In 1992, Congress passed the Cable Act. The idea was to promote competition in so-called multichannel video programming. Part of the plan allowed the FCC to set a “horizontal limit” on the number of subscribers one cable operator could serve, as well as a “vertical limit” on the number of channels a cableco could allot to its affiliated programming networks. And like now, the 30 percent limit — first set in 1993 — was so contentious that Time Warner Cable challenged it in court in 2001.

The Washington, D.C., circuit court reversed the FCC’s decision in 2001 on grounds that there wasn’t enough evidence for a cap. Judges told commissioners to re-evaluate the data and the matter languished at the FCC for six years. Then, on Dec. 18, 2007, the commission voted 3-2 to institute the horizontal cap. The justification was that no one cable company can keep competitors out when each operator has no more than 30 percent of subscribers.
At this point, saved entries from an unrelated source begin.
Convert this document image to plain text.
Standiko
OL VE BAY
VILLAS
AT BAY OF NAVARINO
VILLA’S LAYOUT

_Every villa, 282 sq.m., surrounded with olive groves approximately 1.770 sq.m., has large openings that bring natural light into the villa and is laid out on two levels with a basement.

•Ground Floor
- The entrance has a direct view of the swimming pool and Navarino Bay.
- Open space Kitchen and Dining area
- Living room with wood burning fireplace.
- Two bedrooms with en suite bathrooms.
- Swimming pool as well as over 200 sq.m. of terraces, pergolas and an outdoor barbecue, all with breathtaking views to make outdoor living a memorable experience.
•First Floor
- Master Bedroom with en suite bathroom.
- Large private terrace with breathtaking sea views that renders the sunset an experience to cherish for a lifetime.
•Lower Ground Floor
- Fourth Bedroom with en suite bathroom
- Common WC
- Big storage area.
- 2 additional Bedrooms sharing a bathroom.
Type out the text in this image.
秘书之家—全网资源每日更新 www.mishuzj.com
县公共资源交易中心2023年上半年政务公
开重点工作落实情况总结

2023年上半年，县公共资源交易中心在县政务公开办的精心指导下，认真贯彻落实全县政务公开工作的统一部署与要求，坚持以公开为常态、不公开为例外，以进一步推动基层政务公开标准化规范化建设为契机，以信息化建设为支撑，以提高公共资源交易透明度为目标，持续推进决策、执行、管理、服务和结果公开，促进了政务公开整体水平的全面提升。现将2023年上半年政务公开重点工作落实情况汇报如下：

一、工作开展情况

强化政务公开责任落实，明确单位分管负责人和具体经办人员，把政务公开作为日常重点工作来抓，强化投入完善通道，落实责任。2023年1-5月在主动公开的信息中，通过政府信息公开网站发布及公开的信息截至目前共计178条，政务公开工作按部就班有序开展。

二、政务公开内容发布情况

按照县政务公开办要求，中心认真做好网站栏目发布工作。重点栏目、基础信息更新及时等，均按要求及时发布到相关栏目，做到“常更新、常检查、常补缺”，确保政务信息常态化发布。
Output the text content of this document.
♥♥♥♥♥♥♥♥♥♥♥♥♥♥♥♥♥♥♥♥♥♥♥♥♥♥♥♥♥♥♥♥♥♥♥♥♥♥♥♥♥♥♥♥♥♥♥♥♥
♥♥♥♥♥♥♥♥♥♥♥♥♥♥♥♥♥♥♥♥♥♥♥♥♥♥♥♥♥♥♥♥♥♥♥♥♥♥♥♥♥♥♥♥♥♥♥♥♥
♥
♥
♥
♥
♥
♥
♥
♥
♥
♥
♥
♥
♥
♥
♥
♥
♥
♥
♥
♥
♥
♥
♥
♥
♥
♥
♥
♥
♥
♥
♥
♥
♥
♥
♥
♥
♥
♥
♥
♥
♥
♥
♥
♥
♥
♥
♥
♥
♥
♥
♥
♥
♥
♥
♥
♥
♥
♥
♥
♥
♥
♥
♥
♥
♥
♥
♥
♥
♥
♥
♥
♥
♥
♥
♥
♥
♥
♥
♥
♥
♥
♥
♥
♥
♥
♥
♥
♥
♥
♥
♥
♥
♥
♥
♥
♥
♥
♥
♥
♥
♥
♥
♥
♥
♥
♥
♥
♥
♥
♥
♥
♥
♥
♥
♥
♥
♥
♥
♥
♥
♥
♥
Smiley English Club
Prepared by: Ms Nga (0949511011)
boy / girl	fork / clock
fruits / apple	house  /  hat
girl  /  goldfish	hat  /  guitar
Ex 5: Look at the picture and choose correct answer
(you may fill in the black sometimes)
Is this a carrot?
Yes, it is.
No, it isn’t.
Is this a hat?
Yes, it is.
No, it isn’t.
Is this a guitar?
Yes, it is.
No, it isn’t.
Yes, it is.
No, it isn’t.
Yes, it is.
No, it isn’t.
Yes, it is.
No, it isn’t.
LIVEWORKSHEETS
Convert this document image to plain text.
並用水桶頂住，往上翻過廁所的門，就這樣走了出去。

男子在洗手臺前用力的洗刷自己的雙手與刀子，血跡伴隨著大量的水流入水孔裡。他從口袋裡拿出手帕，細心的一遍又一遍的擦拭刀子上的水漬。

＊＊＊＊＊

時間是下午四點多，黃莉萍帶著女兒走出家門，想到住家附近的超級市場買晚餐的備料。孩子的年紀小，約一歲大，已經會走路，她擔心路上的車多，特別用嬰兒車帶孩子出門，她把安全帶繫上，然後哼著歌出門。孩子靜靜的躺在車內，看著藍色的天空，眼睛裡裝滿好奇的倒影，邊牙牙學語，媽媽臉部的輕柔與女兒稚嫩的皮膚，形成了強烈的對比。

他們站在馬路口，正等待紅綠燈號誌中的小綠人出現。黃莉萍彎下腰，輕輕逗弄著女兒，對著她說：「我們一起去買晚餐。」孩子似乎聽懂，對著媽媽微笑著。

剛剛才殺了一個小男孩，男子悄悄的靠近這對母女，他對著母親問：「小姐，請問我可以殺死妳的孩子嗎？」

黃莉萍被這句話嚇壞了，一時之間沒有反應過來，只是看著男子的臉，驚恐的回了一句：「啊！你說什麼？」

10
The commission also wants public comment on an “appropriate vertical ownership limit.”

The decision was a controversial one and looks poised to head back to court. Judges probably will overturn the order again, said Blair Levin, analyst for investment bank Stifel Nicolaus & Co. and a former FCC chief of staff. Levin was one of the people who worked on the cap issue the first time around. “Given how the facts have changed since the original cap was imposed and since the court’s 2001 decision, I find it difficult to understand how the cap will be upheld,” he said.

But Chairman Kevin Martin said the Dec. 18 vote fulfilled Congress’ mandate to the FCC to “ensure that a single operator cannot unduly limit the viability of a new independent network in its formative years.”

Democratic Commissioner Michael Copps agreed.

“I recognize that setting a prophylactic limit like this is never easy, and inevitably involves some line-drawing that can always be second-guessed,” Copps said in a prepared statement. “Just because the task Congress gave us is difficult is no reason to shirk it.”

Democrat Jonathan Adelstein also voted for the cap, while Republicans Deborah Tate and Robert McDowell voted against it. Tate, for her part, seemed not to have a problem so much with a cap itself, but with the percentage.

“While I recognize our statutory directive to set a limit on the number of subscribers a cable operator can have, I am also mindful of the importance of getting that number right,” she said. “If the record in 2001 supported no less than a 60 percent cap, I cannot be persuaded that the record before us today does either.”

Besides, she noted, there’s so much more competition now than there was in 2001. Satellite providers such as DIRECTV and EchoStar each have nabbed about 30 percent of the subscribers in the United States, and AT&T Inc. and Verizon Communications Inc. are converting cable users by the hundreds each month.